Beloved Characters traipse around city streets singing 60s-style pop tunes in this ungainly, overconceived musical (2011), which begins as an exercise in Jacques Demy-style romance but keeps accumulating ideas and incident until it buckles under its own weight. A French shop girl in Prague (Ludivine Sagnier) takes up prostitution and nabs herself a doctor (Rasha Bukvic) for a husband; decades later the couple (now played by Catherine Deneuve and Milos Forman) have separated, and their grown child (Chiara Mastroianni, Deneuve’s real-life daughter) puzzles out a love affair with an American rock drummer (Paul Schneider) who has AIDS. The musical numbers are passable at best and alternate with a jarringly modern string score by Alex Beaupain, the friction between them typical of a movie that wants it every which way.

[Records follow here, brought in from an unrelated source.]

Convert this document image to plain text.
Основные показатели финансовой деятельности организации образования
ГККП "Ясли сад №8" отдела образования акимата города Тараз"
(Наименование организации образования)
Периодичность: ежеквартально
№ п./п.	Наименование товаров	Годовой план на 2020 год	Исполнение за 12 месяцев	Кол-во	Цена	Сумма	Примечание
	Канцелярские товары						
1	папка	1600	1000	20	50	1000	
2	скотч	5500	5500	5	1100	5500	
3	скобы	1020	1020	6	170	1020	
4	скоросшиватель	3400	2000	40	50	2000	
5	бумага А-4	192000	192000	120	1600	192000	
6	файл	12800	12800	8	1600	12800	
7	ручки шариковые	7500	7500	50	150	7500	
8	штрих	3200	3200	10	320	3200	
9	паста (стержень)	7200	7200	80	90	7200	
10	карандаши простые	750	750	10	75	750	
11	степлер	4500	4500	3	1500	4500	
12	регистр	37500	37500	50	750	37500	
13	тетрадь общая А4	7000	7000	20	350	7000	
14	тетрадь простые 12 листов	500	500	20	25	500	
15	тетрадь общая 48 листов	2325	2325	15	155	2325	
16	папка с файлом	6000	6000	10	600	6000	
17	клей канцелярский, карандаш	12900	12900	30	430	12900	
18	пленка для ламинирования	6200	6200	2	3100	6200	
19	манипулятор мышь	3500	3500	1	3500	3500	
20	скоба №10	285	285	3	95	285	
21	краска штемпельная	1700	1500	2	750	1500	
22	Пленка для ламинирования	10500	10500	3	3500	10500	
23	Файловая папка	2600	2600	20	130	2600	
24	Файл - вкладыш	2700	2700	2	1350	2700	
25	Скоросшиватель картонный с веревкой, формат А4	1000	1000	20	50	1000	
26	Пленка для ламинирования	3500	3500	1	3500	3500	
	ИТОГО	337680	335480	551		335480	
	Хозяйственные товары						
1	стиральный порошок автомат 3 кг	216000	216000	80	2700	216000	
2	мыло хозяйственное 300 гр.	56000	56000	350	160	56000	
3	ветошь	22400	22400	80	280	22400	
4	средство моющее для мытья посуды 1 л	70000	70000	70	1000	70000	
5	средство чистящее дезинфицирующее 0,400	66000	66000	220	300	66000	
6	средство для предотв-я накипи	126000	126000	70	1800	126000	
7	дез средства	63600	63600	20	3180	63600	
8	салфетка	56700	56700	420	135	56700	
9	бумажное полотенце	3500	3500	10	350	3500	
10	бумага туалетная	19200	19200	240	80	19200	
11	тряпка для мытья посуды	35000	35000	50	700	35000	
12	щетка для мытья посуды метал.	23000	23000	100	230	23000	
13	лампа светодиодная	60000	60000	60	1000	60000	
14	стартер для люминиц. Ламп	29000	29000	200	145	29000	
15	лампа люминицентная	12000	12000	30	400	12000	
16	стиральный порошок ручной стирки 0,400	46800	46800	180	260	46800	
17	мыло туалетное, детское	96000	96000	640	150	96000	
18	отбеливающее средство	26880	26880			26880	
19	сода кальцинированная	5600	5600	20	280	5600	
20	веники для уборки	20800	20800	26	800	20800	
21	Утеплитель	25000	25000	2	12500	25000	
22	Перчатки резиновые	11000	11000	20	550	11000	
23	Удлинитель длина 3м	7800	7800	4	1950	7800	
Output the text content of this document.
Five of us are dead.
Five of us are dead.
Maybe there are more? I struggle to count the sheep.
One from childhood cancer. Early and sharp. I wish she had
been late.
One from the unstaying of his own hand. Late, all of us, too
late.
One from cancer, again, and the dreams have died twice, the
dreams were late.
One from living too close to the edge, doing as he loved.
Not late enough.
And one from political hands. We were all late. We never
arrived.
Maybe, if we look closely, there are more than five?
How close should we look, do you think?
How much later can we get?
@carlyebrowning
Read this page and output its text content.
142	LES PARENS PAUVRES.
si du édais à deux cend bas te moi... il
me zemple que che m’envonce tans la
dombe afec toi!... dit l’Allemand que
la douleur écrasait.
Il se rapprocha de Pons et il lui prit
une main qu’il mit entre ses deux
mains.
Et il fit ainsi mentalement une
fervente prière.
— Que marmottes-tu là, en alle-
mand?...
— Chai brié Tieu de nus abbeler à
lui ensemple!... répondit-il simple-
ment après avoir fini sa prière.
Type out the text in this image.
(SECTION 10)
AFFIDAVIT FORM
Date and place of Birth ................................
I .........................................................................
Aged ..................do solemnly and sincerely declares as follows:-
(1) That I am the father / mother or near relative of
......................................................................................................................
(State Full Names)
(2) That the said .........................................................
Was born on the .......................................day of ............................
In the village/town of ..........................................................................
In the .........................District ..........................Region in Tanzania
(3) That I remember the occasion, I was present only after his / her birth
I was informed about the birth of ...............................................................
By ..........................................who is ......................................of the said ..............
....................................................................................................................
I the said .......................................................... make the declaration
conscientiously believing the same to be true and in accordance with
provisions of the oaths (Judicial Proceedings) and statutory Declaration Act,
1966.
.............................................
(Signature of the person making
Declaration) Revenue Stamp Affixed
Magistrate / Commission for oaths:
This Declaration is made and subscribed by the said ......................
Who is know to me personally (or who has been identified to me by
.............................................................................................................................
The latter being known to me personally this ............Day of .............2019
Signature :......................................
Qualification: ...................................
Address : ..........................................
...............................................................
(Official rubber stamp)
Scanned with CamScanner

Christophe Honore (Making Plans for Lena) directed his own script. In English and subtitled French and Czech. —J.R. Jones 139 min. Sat 7/28, 8 PM.
Sleepless Night Essentially a 98-minute foot chase, this 2011 thriller by Frederic Jardin reminds you how ardently (if guiltily) the French worship modern American action movies; in this case the relic of the true cross appears to be Mark Neveldine and Brian Taylor’s madly kinetic Jason Statham vehicle Crank (2006). A seasoned cop (Tomer Sisley) and his partner pull off a spectacular masked holdup in broad daylight, stealing more than a dozen kilos of cocaine from a local mobster; unfortunately the bad guy learns the cop’s identity and kidnaps his teenage son, demanding the drugs back. The story is loaded with implausibilities, but it moves so quickly you won’t have long to dwell on them, and there are a number of neatly executed reversals as the cop tangles with not only the mobster but a pair of internal affairs investigators on his tail. In French with subtitles. —J.R. Jones 98 min. Fri 7/27, 9:50 PM.
38 Witnesses The 1964 murder of Kitty Genovese—who was stabbed to death outside her Brooklyn apartment building as her neighbors supposedly stood by—inspired this drama by writer-director Lucas Belvaux (Rapt), about a childless, middle-aged couple (Yvan Attal, Sophie Quinton) who overhear a similar crime. The movie contains almost no subtext: characters constantly explain how they feel and what they think the incident implies about their community. To further underscore the obvious, Belvaux affects the same dour, defeatist tone for every scene. Also known as One Night. In French with subtitles. —Ben Sachs 99 min. Sun 7/29, 7 PM.